Diez días después entraron en el bar del Commodore, un lujo que se encontraba entre las prohibiciones de seguridad. Un camarero le sirvió a Mayo una copa de Juanito Caminador, y a Tobias una botella de agua gaseada. Mayo agradeció la deferencia, pues no le había dado tiempo a pedir. Dedujo que después de tantos meses hasta el barman más despistado se habría dado cuenta de sus gustos. Le dio las gracias en árabe, shukran, y se abismó como solía en el vaso antes de introducir el índice para comprobar su temperatura. Le pareció ver unos números en el fondo. Se extrañó, porque no había bebido nada en todo el día. Levantó el whisky y encontró un papel encima del posavasos. Instintivamente lo tapó. Buscó al camarero, pero no lo vio. Memorizó los números, 377660, sin saber por qué lo hacía. En el primer sorbo escondió el papel entre los dedos, lo arrugó y se lo comió junto con un puñado de pistachos pelados. A su lado, Puta Esperanza acababa de devorar otro, ayudado del agua. Se guiñaron un ojo. Mayo dejó unos dólares en la barra, y salieron del bar. En la recepción estaban Hazim y Ali, que se oponían a este tipo de paradas. Tras entrar en el piso, Mayo puso música alta y condujo a Tobias junto a uno de los altavoces:
—A tu edad y jugando a los putos espías, tío.

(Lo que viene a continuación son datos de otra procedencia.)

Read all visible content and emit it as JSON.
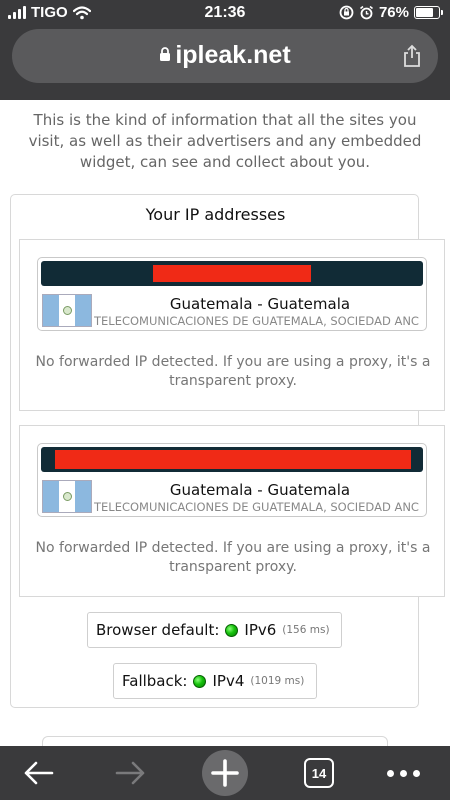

—Puede ser importante. ¿Qué decía tu papel?
—¿Y qué decía el tuyo?
—Tenía seis números: 377660. Es un teléfono.
—El mío cinco, separados en dos bloques: 357 22. Es el prefijo de Nicosia.
—¿Será un mensaje de Sal Lefrak? —preguntó Mayo.
—Sí, debe de ser el de las emergencias, tío.
—¿Y cómo sabes que es él?
—Porque, además de números, había un nombre.
—¿Qué nombre?
—James.
—¡Joder! ¡Tenemos pinchada la casa! —exclamó Mayo.
—No necesariamente. Le has llamado James en el puto coche y en el Barbar.
—Eso quiere decir que Hazim o Ali, o los dos, o alguien del Barbar trabaja en el MI6.
—Si tuviera que apostar, diría que se trata del camarero del Commodore. Es lo lógico, él ha sido el correo. Por cierto, ¿lo habías visto antes?
Pactaron que si uno caía en manos de los hombres de Imad Mugniyah, el cerebro de los secuestradores de Hezbolá, el otro llamaría al teléfono de Nicosia. Lo que no habían logrado resolver era qué hacer si los capturaban al mismo tiempo, algo lógico, pues se pasaban el día juntos. Solo se separaban en las excursiones de Tobias al lado cristiano en busca de provisiones y para ver a Delphine. Supusieron que en ese caso serían Hazim, Ali, el espía del Barbar o el camarero del Commodore quienes darían la alarma.
—¡La puta, tío! Mira que hemos llegado lejos. ¡Tenemos más seguridad que la reina de Inglaterra!